I was also supported by World Sailing under the Emerging Nations Program in 2017 for the Olympic cycle. Now I am really glad that I got stuck in Gran Canaria due to Covid-19, and I learnt so much and have grown so much.

How has the system, which includes the state and central governments, sponsors and media, been helping the sport grow over the years?

It’s tough with sailing because not many people know about it. And most people confuse it with rowing. It has been difficult for the government to find support for us. Now that we have qualified, things could get better not just for us, but also for future generations.

I hope a lot more take up the sport. So far, the sport in India has not seen a crazy [following], but we hope with the qualification of the four of us, with Varun Thakkar-K. C. Ganapathy in the 49er class, and Vishnu Saravanan in laser standard and myself, things might change.

The system — the state and central governments — have helped as much as they can for big events like the Asian Games, Worlds and Olympic qualifiers. Sponsors have been difficult to get and the media attention has been quite low until the Asian Olympic qualifiers in Oman. The obvious reason is that no one knows the sport.
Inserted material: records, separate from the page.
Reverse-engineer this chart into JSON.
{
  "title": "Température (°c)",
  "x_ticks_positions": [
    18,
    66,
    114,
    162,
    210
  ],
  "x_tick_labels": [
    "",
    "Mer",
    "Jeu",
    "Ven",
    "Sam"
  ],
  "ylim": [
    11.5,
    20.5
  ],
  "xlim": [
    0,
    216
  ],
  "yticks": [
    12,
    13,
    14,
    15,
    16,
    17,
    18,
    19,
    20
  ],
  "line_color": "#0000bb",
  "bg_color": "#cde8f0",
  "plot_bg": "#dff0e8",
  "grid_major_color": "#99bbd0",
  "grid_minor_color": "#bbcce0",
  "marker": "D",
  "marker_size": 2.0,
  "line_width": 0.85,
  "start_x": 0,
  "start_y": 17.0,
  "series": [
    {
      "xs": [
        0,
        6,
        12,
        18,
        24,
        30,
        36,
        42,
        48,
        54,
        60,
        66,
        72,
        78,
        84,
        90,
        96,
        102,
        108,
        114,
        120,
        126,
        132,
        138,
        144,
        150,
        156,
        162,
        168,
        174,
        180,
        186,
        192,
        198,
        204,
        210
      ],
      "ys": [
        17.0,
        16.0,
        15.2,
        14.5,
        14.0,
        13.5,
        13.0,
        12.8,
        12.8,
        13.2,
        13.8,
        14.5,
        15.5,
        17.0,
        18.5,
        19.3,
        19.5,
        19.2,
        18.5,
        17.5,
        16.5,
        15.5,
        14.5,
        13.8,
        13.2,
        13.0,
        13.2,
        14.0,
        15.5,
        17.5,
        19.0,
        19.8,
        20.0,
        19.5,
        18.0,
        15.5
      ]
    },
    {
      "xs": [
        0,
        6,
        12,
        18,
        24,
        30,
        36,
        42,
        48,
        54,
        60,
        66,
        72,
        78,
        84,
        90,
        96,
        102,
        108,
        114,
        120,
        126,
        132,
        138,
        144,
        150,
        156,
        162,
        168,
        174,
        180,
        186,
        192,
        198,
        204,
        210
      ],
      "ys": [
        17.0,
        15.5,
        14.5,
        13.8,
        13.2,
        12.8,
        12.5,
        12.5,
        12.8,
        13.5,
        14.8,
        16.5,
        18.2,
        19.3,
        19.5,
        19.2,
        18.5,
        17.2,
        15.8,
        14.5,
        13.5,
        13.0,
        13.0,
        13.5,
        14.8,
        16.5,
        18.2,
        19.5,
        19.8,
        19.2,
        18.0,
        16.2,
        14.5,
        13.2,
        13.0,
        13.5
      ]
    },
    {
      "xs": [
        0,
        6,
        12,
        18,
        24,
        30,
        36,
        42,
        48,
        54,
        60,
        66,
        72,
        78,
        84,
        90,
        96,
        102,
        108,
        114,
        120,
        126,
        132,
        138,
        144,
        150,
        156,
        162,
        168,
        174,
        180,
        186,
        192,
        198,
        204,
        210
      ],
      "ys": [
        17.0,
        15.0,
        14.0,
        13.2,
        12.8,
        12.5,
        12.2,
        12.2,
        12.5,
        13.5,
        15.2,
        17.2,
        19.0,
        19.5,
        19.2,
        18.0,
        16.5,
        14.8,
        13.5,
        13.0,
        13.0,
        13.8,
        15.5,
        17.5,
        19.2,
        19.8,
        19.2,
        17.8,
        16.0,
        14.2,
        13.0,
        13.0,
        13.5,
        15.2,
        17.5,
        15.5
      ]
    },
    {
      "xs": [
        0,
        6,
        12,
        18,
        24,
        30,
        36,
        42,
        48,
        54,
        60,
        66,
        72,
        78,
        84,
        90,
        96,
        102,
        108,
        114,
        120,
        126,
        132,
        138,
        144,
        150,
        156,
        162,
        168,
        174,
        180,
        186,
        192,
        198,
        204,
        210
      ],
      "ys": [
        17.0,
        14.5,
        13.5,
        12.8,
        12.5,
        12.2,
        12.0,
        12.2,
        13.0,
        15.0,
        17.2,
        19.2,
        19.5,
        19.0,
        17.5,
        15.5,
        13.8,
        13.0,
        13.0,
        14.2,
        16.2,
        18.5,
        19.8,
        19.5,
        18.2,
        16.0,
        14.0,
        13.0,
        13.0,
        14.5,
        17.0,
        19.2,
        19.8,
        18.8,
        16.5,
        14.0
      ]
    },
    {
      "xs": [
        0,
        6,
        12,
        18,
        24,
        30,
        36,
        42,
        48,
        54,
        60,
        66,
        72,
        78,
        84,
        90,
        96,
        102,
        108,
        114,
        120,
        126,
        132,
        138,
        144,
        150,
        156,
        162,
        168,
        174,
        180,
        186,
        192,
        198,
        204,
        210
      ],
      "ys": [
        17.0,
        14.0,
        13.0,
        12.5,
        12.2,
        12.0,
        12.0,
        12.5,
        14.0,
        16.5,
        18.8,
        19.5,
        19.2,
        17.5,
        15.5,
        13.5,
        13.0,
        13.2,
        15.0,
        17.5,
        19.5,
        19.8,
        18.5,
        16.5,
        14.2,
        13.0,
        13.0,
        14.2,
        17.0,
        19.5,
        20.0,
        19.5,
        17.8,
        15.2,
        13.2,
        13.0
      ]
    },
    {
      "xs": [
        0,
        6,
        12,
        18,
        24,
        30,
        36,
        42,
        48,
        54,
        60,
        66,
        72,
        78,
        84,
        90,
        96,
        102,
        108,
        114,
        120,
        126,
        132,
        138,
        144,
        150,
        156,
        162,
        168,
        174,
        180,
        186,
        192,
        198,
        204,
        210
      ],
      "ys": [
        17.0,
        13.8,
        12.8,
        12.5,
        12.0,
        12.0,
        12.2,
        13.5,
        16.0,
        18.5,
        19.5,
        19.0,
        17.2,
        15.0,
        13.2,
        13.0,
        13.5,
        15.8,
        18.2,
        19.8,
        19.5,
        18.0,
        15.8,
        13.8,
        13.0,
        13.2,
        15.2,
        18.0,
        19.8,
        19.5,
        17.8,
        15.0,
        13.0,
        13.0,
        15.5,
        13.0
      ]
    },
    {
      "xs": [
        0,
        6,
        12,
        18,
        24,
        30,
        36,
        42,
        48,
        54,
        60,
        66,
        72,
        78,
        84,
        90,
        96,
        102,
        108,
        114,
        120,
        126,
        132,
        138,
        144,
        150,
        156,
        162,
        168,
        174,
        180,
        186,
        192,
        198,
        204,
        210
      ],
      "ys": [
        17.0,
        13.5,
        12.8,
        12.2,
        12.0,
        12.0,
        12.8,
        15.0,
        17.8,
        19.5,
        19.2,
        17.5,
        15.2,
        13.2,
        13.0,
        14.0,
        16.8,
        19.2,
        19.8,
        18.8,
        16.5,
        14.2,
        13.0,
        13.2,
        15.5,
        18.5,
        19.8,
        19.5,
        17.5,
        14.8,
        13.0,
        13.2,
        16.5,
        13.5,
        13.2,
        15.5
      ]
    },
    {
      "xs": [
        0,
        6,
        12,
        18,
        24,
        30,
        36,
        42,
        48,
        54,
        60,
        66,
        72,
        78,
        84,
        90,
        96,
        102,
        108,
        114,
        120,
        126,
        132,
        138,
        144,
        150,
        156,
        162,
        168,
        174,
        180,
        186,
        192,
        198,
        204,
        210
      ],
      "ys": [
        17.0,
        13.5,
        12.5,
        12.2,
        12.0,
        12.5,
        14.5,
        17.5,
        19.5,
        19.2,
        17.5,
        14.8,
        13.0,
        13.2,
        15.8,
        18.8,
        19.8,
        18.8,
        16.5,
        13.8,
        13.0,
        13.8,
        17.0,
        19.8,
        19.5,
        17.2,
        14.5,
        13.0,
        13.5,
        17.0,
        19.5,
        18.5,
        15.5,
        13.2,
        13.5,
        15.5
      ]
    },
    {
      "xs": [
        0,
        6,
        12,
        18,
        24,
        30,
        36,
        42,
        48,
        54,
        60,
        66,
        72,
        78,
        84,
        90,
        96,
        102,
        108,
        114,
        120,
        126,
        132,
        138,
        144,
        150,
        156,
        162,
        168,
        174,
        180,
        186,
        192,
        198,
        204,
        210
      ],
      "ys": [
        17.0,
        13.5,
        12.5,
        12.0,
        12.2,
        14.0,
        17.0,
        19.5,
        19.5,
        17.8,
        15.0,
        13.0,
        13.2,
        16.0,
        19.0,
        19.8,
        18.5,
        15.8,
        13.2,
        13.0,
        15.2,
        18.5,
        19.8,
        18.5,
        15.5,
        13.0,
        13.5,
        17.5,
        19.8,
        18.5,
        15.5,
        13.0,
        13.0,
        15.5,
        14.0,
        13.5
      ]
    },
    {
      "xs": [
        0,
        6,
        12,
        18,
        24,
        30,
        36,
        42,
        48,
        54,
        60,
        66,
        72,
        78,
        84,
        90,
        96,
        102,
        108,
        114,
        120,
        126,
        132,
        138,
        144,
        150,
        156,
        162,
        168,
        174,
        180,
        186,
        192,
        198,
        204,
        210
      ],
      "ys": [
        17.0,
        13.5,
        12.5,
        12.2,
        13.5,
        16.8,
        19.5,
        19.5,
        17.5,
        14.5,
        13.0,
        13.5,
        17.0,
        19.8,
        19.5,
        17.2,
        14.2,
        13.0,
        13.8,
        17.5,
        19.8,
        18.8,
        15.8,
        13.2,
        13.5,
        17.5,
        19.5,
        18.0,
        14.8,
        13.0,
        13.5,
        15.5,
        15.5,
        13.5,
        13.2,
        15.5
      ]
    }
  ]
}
It is not like cricket, which has so much connect with the people.

“Mon (sports psychologist Nimrod Mon Brokman) directed my focus and energy in the right way: recovering when I need to recover, letting go of things that were not important, and trying to be more in the present moment,” says Nethra.   -  Special Arrangement


Sailing is an expensive sport. How did your parents manage?

I have been very lucky that my dad continues to support me. It is very expensive and I try to save what I can as I am not extravagant. It’s not been too difficult for me because my dad is there for me whenever I need him.

The Yachting Association of India and the Sports Authority of India have helped as well with big events. Now I am hopeful of more sponsors coming into the sport. Anyone interested? (Laughs.)

READ: I believe Nethra Kumanan will perform well at Paris 2024, says coach Tamas Eszes

As a woman and a competitive sailor, what has the sport taught you?

The journey has taught me that it is important to never stop fighting and believing in yourself. I have had moments like that and I regret it. If you go looking for something, you will find it provided you put in the hard work. It might seem cliched, but I would still say it: it is not about the destination, but about the journey.

The most rewarding thing is the fact that how much I’ve grown and how much I have learnt about myself, the sport and everything around me.

How much influence has the Tamil Nadu Sailing Association (TNSA) had on your career?

TNSA is my home club, it’s where I started to learn the sport. They are, in a way, my foundation.

There were a lot of summer camps, which I hope we can bring back soon. In the first few years, TNSA helped us with the boats, equipment, taking part in the nationals, coaching and other things. It was a motivating and a fun place to be.

I spent all my weekends there in the club for a lot of years. It is a special palace and I am quite sad that they had to move out and find a new place. They are looking for support as well.